You are viewing a plain text version of this content. The canonical link for it is here.
Posted to user@spark.apache.org by Xinh Huynh <xi...@gmail.com> on 2016/05/05 18:53:22 UTC

Accessing JSON array in Spark SQL

Hi,

I am having trouble accessing an array element in JSON data with a
dataframe. Here is the schema:

val json1 = """{"f1":"1", "f1a":[{"f2":"2"}] } }"""
val rdd1 = sc.parallelize(List(json1))
val df1 = sqlContext.read.json(rdd1)
df1.printSchema()

root |-- f1: string (nullable = true) |-- f1a: array (nullable = true) |
|-- element: struct (containsNull = true) | | |-- f2: string (nullable =
true)

I would expect to be able to select the first element of "f1a" this way:
df1.select("f1a[0]").show()

org.apache.spark.sql.AnalysisException: cannot resolve 'f1a[0]' given input
columns f1, f1a;

This is with Spark 1.6.0.

Please help.
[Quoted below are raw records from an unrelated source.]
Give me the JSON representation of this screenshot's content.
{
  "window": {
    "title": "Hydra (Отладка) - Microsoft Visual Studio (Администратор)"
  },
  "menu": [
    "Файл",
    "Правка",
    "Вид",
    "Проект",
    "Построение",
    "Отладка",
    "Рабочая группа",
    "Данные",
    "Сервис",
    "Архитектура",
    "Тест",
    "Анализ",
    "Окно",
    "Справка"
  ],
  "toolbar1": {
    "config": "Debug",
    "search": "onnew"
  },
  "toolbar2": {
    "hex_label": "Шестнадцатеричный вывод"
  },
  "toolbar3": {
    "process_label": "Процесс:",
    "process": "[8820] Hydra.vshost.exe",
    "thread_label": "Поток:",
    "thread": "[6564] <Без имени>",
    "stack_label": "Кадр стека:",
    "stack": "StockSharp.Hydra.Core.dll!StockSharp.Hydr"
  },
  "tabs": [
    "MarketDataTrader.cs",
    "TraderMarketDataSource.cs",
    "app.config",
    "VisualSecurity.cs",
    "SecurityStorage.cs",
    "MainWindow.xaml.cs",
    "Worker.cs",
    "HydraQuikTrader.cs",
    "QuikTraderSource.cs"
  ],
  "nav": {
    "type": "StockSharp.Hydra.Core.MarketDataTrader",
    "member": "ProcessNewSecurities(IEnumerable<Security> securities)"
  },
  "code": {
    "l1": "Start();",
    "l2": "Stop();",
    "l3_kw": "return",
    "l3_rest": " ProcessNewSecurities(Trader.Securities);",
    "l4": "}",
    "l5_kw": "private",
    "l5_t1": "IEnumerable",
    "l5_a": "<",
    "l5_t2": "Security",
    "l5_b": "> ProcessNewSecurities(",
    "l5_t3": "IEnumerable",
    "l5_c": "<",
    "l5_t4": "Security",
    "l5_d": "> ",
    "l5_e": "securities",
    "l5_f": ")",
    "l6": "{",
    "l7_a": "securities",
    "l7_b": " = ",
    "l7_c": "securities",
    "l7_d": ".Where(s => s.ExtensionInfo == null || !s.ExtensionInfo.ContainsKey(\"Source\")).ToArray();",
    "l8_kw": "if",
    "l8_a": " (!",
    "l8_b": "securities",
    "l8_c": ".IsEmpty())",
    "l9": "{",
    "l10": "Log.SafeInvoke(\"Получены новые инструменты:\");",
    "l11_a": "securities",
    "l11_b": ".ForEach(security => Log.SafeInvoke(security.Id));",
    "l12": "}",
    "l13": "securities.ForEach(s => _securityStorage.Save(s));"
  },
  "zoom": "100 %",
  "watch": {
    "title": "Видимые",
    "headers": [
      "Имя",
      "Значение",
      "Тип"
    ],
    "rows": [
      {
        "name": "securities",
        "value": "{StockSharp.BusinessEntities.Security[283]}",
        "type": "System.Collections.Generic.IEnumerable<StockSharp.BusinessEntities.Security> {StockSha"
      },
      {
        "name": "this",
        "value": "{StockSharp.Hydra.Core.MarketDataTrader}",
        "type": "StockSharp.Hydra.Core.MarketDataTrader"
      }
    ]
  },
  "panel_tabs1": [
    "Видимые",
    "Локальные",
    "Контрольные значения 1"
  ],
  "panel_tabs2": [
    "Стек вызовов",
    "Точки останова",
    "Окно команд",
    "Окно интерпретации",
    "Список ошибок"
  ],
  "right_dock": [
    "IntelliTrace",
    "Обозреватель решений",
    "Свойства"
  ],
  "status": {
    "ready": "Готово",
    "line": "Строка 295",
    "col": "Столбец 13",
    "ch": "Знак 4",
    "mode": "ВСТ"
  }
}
A follow-up question is: can I access arbitrary levels of
nested JSON array of struct of array of struct?

Thanks,
Xinh

Re: Accessing JSON array in Spark SQL

Posted by Michael Armbrust <mi...@databricks.com>.
use df.selectExpr to evaluate complex expression (instead of just column
names).

On Thu, May 5, 2016 at 11:53 AM, Xinh Huynh <xi...@gmail.com> wrote:

> Hi,
>
> I am having trouble accessing an array element in JSON data with a
> dataframe. Here is the schema:
>
> val json1 = """{"f1":"1", "f1a":[{"f2":"2"}] } }"""
> val rdd1 = sc.parallelize(List(json1))
> val df1 = sqlContext.read.json(rdd1)
> df1.printSchema()
>
> root |-- f1: string (nullable = true) |-- f1a: array (nullable = true) |
> |-- element: struct (containsNull = true) | | |-- f2: string (nullable =
> true)
>
> I would expect to be able to select the first element of "f1a" this way:
> df1.select("f1a[0]").show()
>
> org.apache.spark.sql.AnalysisException: cannot resolve 'f1a[0]' given
> input columns f1, f1a;
>
> This is with Spark 1.6.0.
>
> Please help. A follow-up question is: can I access arbitrary levels of
> nested JSON array of struct of array of struct?
>
> Thanks,
> Xinh
>